So greift mancher Abfahrer zu einem anderen Mittel gegen die Angst: sich ganz auf sich selbst zu konzentrieren und mit vollem Einsatz ins Rennen zu gehen. „Du musst entschlossen sein, musst Gas geben, sonst kommst du in schwierige Situationen“, sagt Mathias Berthold, Cheftrainer der Österreicher. Sein Spitzenfahrer Michael Walchhofer, der seine letzte Saison bestreitet und in Kitzbühel unter den Folgen eines Trainingssturzes litt, hatte sich nach seinem Ausscheiden am Freitag im Super-G für die Abfahrt vorgenommen: „Aus dem Starthaus rausschauen und sagen: Geil, jetzt werd ich die Streif noch mal runterziehen.
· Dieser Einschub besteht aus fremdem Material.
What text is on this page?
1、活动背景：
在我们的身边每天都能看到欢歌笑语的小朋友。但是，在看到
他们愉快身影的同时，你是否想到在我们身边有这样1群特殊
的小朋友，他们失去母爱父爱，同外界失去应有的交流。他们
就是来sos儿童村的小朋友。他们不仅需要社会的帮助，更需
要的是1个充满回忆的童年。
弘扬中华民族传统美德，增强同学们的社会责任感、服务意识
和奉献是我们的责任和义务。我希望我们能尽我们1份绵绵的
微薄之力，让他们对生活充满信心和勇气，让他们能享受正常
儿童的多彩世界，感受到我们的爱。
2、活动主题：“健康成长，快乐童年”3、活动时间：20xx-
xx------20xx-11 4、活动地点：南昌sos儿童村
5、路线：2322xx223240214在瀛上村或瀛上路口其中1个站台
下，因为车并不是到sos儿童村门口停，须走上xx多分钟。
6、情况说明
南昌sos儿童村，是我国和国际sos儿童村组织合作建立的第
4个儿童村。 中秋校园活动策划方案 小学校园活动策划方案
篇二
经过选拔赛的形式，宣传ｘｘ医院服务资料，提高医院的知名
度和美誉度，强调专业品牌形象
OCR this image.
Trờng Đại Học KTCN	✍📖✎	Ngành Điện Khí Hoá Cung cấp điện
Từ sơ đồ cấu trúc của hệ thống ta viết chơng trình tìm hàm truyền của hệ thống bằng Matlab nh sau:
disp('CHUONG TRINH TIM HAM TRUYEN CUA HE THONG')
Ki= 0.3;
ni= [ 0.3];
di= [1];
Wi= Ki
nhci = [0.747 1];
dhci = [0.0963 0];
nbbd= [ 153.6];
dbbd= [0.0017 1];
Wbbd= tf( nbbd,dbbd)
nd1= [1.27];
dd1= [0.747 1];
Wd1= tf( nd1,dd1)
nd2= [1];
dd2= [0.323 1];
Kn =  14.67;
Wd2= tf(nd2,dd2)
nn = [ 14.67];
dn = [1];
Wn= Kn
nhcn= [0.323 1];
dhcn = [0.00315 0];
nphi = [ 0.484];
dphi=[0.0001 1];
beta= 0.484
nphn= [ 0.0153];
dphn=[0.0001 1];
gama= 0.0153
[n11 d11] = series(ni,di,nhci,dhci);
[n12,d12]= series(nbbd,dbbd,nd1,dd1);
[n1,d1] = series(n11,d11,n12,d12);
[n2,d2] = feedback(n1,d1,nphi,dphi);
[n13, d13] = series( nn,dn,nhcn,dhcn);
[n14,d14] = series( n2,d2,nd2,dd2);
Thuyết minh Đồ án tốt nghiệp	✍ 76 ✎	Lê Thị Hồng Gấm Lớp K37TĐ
Das muss ich einfach schaffen, damit es schnell und sicher ist.“ Das gelang ihm nicht ganz, er erwischte auf halber Strecke einen Schlag und musste das Rennen aufgeben.
Klammer über Cuche: Eine Augenweide
Wie sich Selbstbewusstsein, Kraft, technisches Können und aggressive Fahrweise kombinieren lassen, demonstrierte ein anderer: Didier Cuche gewann mit einer knappen Sekunde Vorsprung vor dem wieder erstarkten Amerikaner Bode Miller und dem Überraschungs-Dritten Adrien Theaux aus Frankreich. Mit 36 Jahren und fünf Monaten ist Cuche damit nicht nur der älteste Fahrer, der einen Weltcup-Sieg schaffte, er stellte mit seinen nun vier Abfahrtserfolgen auch den Streif-Rekord des Österreichers Franz Klammer ein. „Es ist eine Augenweide, ihm zuzusehen“, befand Klammer über Cuche. Der Schweizer selbst fühlte sich geehrt angesichts des Rekords, wies aber darauf hin, dass es für ihn nur dreieinhalb Siege seien - weil eine verkürzte Sprintabfahrt dabei war, bei Klammer aber nicht.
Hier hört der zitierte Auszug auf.